Diese Einschätzung passt gut zu der Auffassung der meisten Teilnehmer auf dem 3. E-Book-Tag in der Bayerischen Staatsbibliothek. Noch nicht ganz ausgereift, meistens in schwarzweiß und noch fern von all den Möglichkeiten, die man sich von einem elektronischen Dokument verspricht, passte vor allem Prof. Dr. Ursula Rautenbergs Bezeichnung der „digitalen Buchrolle“. Denn obgleich die Geräte, die es derzeit auf dem Markt gibt, schon einige gute Ansätze haben, sind die Möglichkeiten noch recht eingeschränkt. Tabellen und Grafiken, wie man sie in Fachbüchern öfters zu sehen bekommt, sind bisher durch das übliche 6 Zoll Display nur restriktiv benutzbar.
Kindle DX als Möglichkeit für Studenten?
Der neue Kindle DX von amazon, der seit Sommer 2009 in den USA auf dem Markt ist, bietet für dieses Anliegen die richtigen Voraussetzungen. Hier ist das Display in der Bildschirmdiagonale 9,7 Zoll groß (ca. 25 cm) und zusammen mit einem erstmals in der Kindle-Serie integrierten PDF-Viewer sollen vor allem Zeitungsleser und Studenten angesprochen werden. Nachteilig jedoch ist, dass es sich bei dem PDF-Programm eben nur um einen Viewer handelt. Man kann dementsprechend weder die Schrift vergrößern, noch eventuellen Hyperlinks folgen.

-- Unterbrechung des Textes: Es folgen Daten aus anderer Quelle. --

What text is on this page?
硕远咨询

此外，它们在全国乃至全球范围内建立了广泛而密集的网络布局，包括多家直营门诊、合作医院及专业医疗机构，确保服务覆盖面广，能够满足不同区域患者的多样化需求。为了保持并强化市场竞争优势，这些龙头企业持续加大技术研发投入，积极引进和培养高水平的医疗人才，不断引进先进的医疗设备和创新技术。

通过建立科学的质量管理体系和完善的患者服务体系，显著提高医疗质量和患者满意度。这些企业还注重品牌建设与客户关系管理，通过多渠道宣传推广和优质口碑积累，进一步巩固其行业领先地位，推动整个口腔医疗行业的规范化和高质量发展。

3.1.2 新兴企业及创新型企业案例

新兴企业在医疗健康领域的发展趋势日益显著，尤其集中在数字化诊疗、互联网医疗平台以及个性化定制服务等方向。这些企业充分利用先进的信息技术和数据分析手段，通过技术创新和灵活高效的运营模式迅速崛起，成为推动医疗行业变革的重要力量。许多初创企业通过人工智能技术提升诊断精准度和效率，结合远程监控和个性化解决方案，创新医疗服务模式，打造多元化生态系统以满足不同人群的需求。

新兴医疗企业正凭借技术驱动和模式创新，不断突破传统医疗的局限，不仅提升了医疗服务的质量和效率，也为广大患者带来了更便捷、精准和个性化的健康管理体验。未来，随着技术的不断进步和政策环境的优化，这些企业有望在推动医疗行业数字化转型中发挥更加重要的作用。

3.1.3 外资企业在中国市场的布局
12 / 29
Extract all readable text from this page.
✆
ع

Seit Herbst 2009 läuft an sechs amerikanischen Universitäten, darunter die Princeton University und die Arizona State University, ein Pilotprogramm zur Verwendung des Kindle DX im studentischen Alltag. Amazon hält sich bei der Veröffentlichung der bisherigen Resonanzen zurück. Laut einem Artikel in „The Daily Princetonian“, der Campuszeitung von Princeton, ist jedoch von Begeisterung bisher wenig zu spüren. Die meisten Studenten bemängelten die langsamen Reaktionszeiten des Gerätes, sowie die mangelnden Möglichkeiten Notizen und Hervorhebungen machen zu können. Zudem sind die 9,7 Zoll Bilddiagonale noch weit entfernt von Din A4 oder US Letter, den beiden gängigen Papierformaten, in denen sich die meisten gescannten PDFs befinden.
Auch wenn der Kindle DX noch nicht das Gelbe vom Ei ist, die Idee weist in eine richtige Richtung. Denn um Studenten anzusprechen, darüber waren sich die Referenten sowie das Plenum einig, benötigt es ein großes Display, um die PDFs, ohne die man heute kaum noch das Studium bestreiten kann, auch adäquat lesen zu können.
Konkurrenz Tablet PC
Unerwartete Konkurrenz könnten die E-Reader aus einer anderen Ecke bekommen. Seit Monaten häufen sich die Gerüchte um ein Tablet PC aus dem Hause Apple. Jedoch handelt es sich bislang noch um unbestätigte Meldungen und es ist fraglich, inwieweit die Probleme von den bisher erschienenen Tablet PCs überwunden werden können.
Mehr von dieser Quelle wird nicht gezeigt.